The City Innovation Challenge

Faced by funding cuts for local services, the leader of Brighton and Hove City Council, Counsellor Warren Morgan asked residents for innovative ideas on how the council could bring in new revenue to fund services as well as invest in the city and its communities.

Between 2016 and 2019, the council has to make £68 million (approximately USD $87 million) of savings. That's a big whole in Brighton and Hove's finances.

The open innovation initiative was split into five categories according to who was submitting the ideas. The categories were: individuals, young people, council staff, businesses and the community and voluntary sector.

More than 150 ideas were submitted and judged by a panel that included the leader and chief executive of Brighton and Hove City Council. Ideas were assessed for their practicality, the impact they could make and whether they were an innovative concept not currently a part of the council’s plans.

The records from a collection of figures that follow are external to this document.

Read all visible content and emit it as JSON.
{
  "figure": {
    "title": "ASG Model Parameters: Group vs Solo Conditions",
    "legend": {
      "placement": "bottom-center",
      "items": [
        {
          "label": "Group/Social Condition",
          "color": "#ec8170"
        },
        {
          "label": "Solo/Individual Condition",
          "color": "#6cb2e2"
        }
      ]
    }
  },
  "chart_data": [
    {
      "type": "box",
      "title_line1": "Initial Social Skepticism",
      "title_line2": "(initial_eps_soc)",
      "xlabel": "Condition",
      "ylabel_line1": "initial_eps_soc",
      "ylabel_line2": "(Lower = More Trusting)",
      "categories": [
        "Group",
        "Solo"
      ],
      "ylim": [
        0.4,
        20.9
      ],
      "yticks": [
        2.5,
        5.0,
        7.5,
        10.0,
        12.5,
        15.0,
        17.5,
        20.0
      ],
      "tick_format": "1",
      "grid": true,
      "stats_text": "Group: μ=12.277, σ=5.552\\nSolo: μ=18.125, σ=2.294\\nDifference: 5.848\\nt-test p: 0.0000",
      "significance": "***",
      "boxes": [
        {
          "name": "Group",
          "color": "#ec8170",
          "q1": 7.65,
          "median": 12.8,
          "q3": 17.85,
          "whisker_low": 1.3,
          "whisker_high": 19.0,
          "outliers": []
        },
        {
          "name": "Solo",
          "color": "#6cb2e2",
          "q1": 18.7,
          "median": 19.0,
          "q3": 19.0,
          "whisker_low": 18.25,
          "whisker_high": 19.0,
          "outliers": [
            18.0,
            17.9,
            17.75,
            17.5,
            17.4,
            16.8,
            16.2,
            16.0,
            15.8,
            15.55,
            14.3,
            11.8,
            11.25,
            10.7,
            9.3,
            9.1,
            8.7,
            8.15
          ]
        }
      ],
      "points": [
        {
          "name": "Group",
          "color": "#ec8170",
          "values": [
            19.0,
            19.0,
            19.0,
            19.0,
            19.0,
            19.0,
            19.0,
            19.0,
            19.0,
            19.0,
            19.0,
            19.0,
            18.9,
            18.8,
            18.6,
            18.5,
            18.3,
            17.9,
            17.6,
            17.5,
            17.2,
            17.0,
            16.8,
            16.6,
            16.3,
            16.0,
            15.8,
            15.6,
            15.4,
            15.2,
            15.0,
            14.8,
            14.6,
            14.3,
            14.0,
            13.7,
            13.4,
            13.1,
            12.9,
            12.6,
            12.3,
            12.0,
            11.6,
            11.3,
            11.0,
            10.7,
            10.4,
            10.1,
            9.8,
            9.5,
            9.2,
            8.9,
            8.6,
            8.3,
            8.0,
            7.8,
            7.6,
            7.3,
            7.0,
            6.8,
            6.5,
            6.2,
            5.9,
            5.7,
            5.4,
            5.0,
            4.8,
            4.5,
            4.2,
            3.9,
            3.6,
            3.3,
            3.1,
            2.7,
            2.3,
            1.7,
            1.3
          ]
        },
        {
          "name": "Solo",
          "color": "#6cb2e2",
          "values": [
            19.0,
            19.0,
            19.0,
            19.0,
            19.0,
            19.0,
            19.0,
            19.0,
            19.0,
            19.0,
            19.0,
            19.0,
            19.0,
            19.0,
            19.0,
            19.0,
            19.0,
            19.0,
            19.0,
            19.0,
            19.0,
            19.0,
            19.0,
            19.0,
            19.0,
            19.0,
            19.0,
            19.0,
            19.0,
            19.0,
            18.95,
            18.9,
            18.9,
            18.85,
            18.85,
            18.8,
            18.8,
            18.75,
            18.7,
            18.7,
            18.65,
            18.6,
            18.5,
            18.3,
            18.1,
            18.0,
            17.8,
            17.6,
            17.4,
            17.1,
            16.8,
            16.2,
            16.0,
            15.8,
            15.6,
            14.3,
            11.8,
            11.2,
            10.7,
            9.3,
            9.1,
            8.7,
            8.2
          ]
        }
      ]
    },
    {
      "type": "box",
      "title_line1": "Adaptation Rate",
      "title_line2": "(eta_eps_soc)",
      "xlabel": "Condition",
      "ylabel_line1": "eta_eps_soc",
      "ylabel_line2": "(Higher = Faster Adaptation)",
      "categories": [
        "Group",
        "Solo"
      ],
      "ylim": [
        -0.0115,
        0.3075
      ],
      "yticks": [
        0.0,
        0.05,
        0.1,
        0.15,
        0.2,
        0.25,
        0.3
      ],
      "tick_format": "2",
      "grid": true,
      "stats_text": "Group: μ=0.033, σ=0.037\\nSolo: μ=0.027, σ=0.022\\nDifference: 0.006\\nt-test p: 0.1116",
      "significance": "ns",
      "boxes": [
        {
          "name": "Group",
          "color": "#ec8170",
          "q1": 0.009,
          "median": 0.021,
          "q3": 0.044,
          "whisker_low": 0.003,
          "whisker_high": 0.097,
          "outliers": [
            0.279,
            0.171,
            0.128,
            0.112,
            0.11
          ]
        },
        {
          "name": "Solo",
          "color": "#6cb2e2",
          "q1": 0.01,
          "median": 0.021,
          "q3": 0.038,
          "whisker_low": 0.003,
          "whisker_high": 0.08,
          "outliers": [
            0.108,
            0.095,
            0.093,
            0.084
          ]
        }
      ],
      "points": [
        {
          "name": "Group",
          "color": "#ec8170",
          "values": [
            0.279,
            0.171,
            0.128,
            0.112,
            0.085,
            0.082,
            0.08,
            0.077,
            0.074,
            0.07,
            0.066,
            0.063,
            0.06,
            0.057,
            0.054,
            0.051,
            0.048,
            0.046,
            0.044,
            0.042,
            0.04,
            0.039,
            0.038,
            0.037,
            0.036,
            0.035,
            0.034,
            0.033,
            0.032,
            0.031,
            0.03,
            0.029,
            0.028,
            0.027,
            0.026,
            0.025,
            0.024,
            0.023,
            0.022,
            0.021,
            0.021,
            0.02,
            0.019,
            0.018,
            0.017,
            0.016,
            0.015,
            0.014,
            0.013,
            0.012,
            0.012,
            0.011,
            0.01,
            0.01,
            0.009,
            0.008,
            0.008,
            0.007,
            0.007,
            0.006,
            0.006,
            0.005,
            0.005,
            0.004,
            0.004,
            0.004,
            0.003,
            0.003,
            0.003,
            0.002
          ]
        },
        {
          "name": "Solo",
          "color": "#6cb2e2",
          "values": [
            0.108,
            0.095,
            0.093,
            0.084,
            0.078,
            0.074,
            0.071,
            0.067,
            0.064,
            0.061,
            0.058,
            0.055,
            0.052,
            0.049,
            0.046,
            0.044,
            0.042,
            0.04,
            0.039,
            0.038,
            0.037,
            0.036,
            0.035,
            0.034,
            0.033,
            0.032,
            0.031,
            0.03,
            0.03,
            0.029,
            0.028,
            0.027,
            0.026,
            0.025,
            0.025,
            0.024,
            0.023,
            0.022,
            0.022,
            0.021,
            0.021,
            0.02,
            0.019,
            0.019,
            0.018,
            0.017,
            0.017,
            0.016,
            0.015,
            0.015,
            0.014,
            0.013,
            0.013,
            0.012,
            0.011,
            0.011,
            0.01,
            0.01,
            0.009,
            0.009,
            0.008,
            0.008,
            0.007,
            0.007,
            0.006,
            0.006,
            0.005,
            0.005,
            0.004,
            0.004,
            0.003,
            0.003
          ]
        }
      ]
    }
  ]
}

"The City Innovation Challenge was in itself an innovative and new approach to harnessing the talent and imagination in Brighton and Hove, aiming to bring together the best minds in the city to tackle the immense challenges and opportunities we face," said Counsellor Morgan.

And the winners were…

The young person award went to Josh White, 16 for an idea to create an online platform for young people in the city to share ideas and promote events.

The winner of the individual category was Vic Stevens for an idea for awards to recognise responsible HMO (Houses in Multiple Occupation) landlords.

The community and voluntary sector award was given to Rhian White, the founder of a Facebook group called Dogwatch that campaigns against cuts to the council’s animal welfare team and plans to help the council with its animal welfare work.

The council staff award was presented to Peter Huntbach, the older people's housing manager. He suggested a 'give' button for the council’s website, allowing residents to donate money, time and/or resources.

Emily O'Brien was the winner of the business award for an idea that would see libraries and community spaces used as new market places.

Each winner received a check for $1,000.

The Future

At the time of the awards ceremony in April 2016, there was no official word on whether the winning concepts would be adopted by the council. But previously, the local authority stated that it may use any of the ideas submitted to the contest, and it urged residents to keep on innovating.